AIH Studios’ latest featured artist in our ongoing Artists You Need to Know series is someone “trying to tell my own truth.” Laurie Simmons is ‘known for her close-up images of the world of dolls, Simmons has long used her lens to critique gender roles and idealized visions of American prosperity and domesticity. By making small objects the central focus of her works, Simmons manipulates our sense of scale and of what is important and worthy of artistic attention. In this way, Simmons makes the personal, the small, and the intimate, political objects, bringing a feminist message to her domestic scenes.” (Chandra Noyes, from Art & Object)

Laurie Simmons explores her very unique vision in a variety of media, focusing upon upon photography and fillm. ‘Known for her distinct visual style and staged domestic scenes using dolls and miniature objects, Simmons questions the veracity of photographic realism and the stereotypes of American culture.’ Many of her works are striking and stay with the viewer, whether her domestic ‘scenes’, her ‘portraits’ of dolls with haunting, inhuman eyes, or her very iconic Lying Objects or Walking Object series.
“I’m not interested in a visual Magical Realism.
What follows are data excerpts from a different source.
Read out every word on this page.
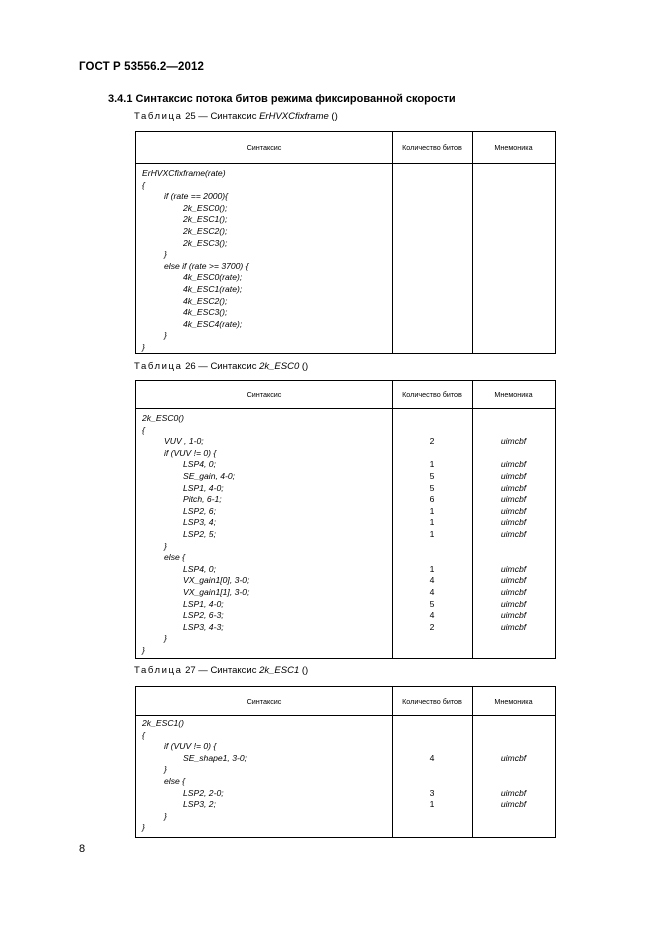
ГОСТ Р 53556.2—2012
3.4.1 Синтаксис потока битов режима фиксированной скорости
Таблица 25 — Синтаксис ErHVXCfixframe ()
Синтаксис	Количество битов	Мнемоника
ErHVXCfixframe(rate)
{
if (rate == 2000){
2k_ESC0();
2k_ESC1();
2k_ESC2();
2k_ESC3();
}
else if (rate >= 3700) {
4k_ESC0(rate);
4k_ESC1(rate);
4k_ESC2();
4k_ESC3();
4k_ESC4(rate);
}
}
Таблица 26 — Синтаксис 2k_ESC0 ()
Синтаксис	Количество битов	Мнемоника
2k_ESC0()
{
VUV , 1-0;	2	uimcbf
if (VUV != 0) {
LSP4, 0;	1	uimcbf
SE_gain, 4-0;	5	uimcbf
LSP1, 4-0;	5	uimcbf
Pitch, 6-1;	6	uimcbf
LSP2, 6;	1	uimcbf
LSP3, 4;	1	uimcbf
LSP2, 5;	1	uimcbf
}
else {
LSP4, 0;	1	uimcbf
VX_gain1[0], 3-0;	4	uimcbf
VX_gain1[1], 3-0;	4	uimcbf
LSP1, 4-0;	5	uimcbf
LSP2, 6-3;	4	uimcbf
LSP3, 4-3;	2	uimcbf
}
}
Таблица 27 — Синтаксис 2k_ESC1 ()
Синтаксис	Количество битов	Мнемоника
2k_ESC1()
{
if (VUV != 0) {
SE_shape1, 3-0;	4	uimcbf
}
else {
LSP2, 2-0;	3	uimcbf
LSP3, 2;	1	uimcbf
}
}
8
Given a chance, I’ll always go for accurate perspective and scale in the hopes that someone might believe the scene.” (from artnet) Her work has been exhibited, and is in the collection, of spaces that include The Jewish Museum, Whitney Museum of American Art, The Metropolitan Museum of Art, New York and Stedelijk Museum, Amsterdam.


A sentiment of the uncanny and unsettling flows through Laurie Simmons’ work: and though often very different, her intent to fracture our expectations – whether in ‘realism’ or in a large societal dialogue – moves through all of her works.
Simmons is very erudite about her work and ideas: “My work isn’t specifically about my own story. Rather it’s kind of an idealized cultural memory of the position of women when I grew up.”